Project Groups
-  Stephen, Mark:
  
	Apprenticeship Learning via Inverse Reinforcement Learning
	by Abbeel and Ng (ICML 2004).
-  Nakul, David, Thomas: 
  
	Generalizing Plans to New Environments in Relational MDPs
	by Guestrin, Koller, Gearhart, and Kanodia (IJCAI 2003).
-  Spandan, Anubhav, Daniel:
  
	Regularization and Feature Selection in Least-Squares Temporal
	Difference Learning by Kolter and Ng (ICML 2009).
-  Esha, John, Michail: 
  
	Coco-Q: Learning in Stochastic Games with Side Payments by
  	Sodomka, Hilliard, Littman, and Greenwald (ICML 2013). 
-  Chau, Takehiro:
  
	Potential-based Shaping in Model-based Reinforcement
	Learning by Asmuth, Littman, and Zinkov (AAAI 2008).
-  Michael:
 Dopamine-dependent
  prediction errors underpin reward-seeking behaviour in humans by
  Pessiglione, Seymour, Flandin, Dolan, and Frith (Nature 2006).
CSCI2951-F Projects
Description: Our projects this semester have dual goals.
First, as mentioned in the course description, we form into small
groups of two to four, and each group will select a relevant paper
from the literature.  The group will choose a graph from the paper and
create an independent implementation/replication of this result.

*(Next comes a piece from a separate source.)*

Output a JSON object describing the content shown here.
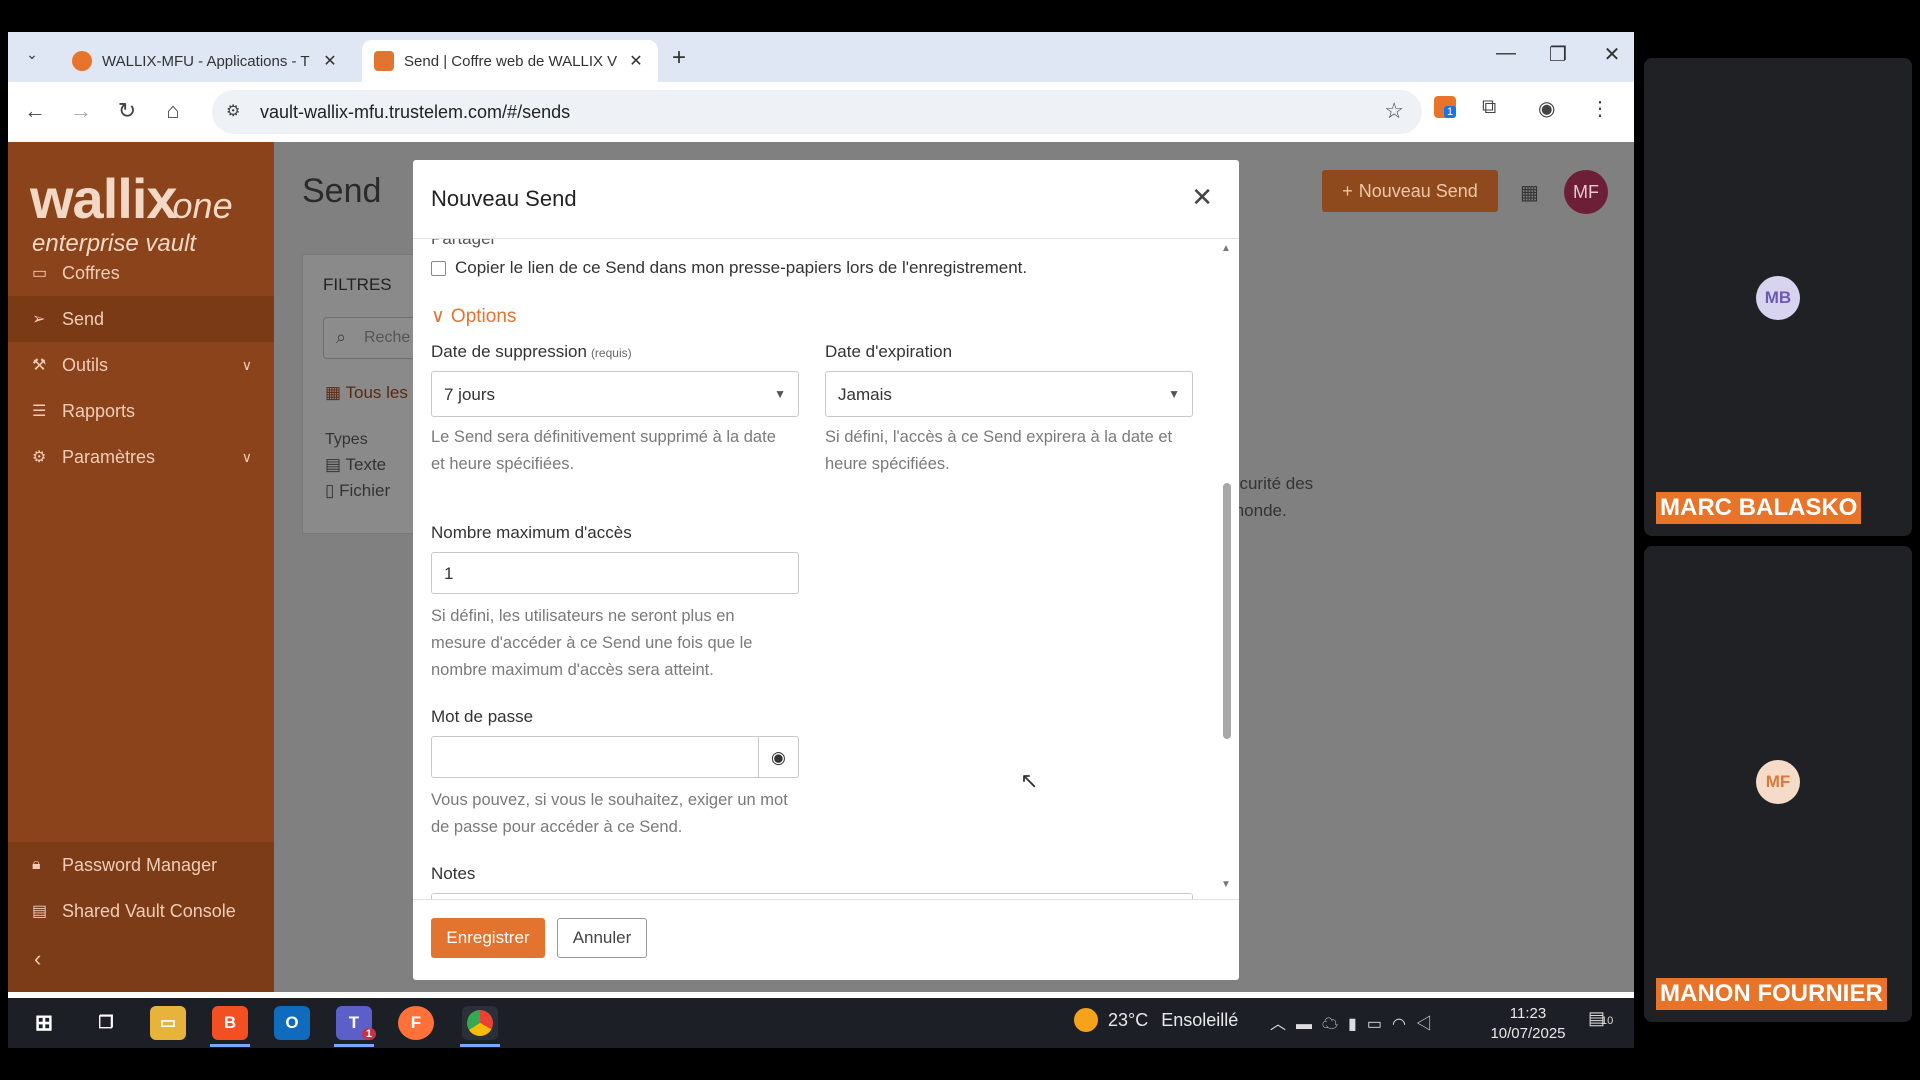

Grades are based on the fidelity of the replication (25%), a
demonstration of understanding of the original paper (25%), the
quality of the presentation itself in terms of clarity and creativity
(25%), and the short written report (25%).  The grade on this project
will represent 50% of the final grade in the class.
Second, we will use this opportunity to extend BURLAP, the Brown-UMBC
Reinforcement Learning and Planning system, and to get it ready for a
more public release.
Here are papers that describe functionality we'd really like to see in
BURLAP.  I'd like to see all these papers covered by groups in the
class.
BURLAP is a java code library for the use and development of single or
multi-agent planning and learning algorithms and domains to accompany
them.  At the core of the library is a rich state and domain
representation framework based on the OO-MDP paradigm that facilitates
the creation of discrete, continuous, or relational domains that can
consist of any number of different "objects" in the world.  Planning
and learning algorithms range from classic forward search planners to
value function-based stochastic planning and learning algorithms.
Also included is a set of analysis tools such as a common framework
for the visualization of domains and agent performance in various
domains.